一郎や純二が朝ご飯を食べてから、クロをかごから出して、少し遊んで学校に向かいました。クロも窓からどこかへ飛んで出ていきました。また、夕方はクロも戻ってきているので、晩の食事の前に、子どもたちはクロと遊んでいました。

家族が1匹増えた状況です。クロは人間に馴れているようで、恐れません。キョロキョロと左目で見たかと思うと、右目でも見て、いつも周りを見張っています。羽根にゴミがついているので、近づいて触ろうとしますと、安全な距離を保ってピョンと跳ねて離れます。

ご飯でも、魚の煮物でも、豆でも何でも全部食べるのです。次第に慣れてきて、食べ終わると自分で勝手にかごに入ってじっとしているようになりました。

「今日はたくさん飛んだから眠たいのだよ」

と言っているようです。

カラスは頭の先から尻尾まで、全て真っ黒で黒光りがしています。純二は気持ちが悪い印象を持っていました。ところがクロを近くで毎日見ていると、何も言わないし、表情も分からないのに、かわいく思えてきました。目を見ていると何か話しかけてきているように思えたのです。

学校から帰ると、クロと遊ぶのが楽しみになりました。それまで、大学の体育館に通って、運動部の練習を見たり、グランドでサッカーやラグビーの練習を見たりしていたのをやめていました。

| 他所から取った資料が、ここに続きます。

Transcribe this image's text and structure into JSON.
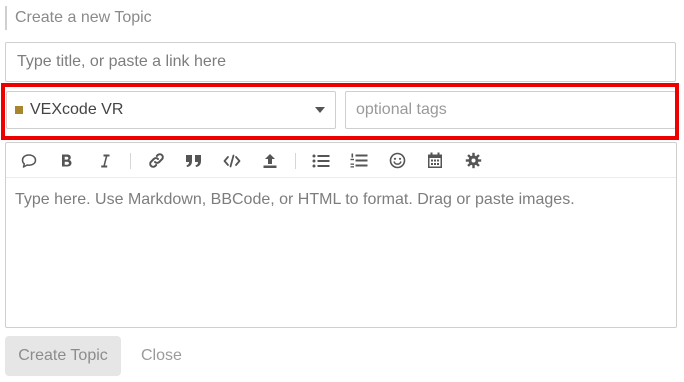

戦後の日本は食料難が続きました。大学会館の住人たちは大学職員です。大学の事務にかけ合って、運動場の隅のススキが生い茂っているところを貸してもらえることになりました。和夫さんは大学会館の垣の直ぐ南側の近いところを使わせてもらうことになったのです。

しかし、ススキの根は深くて頑丈です。ツルハシを使って、1株ずつ掘り起こしていきました。まさに開墾です。春子さんは草を取って耕しました。日曜日ごとの仕事で、何日もかかって1アールほどの畑ができました。前から畑で野菜を作っていた用務員の田中さんがサツマイモの苗を少し分けてくれました。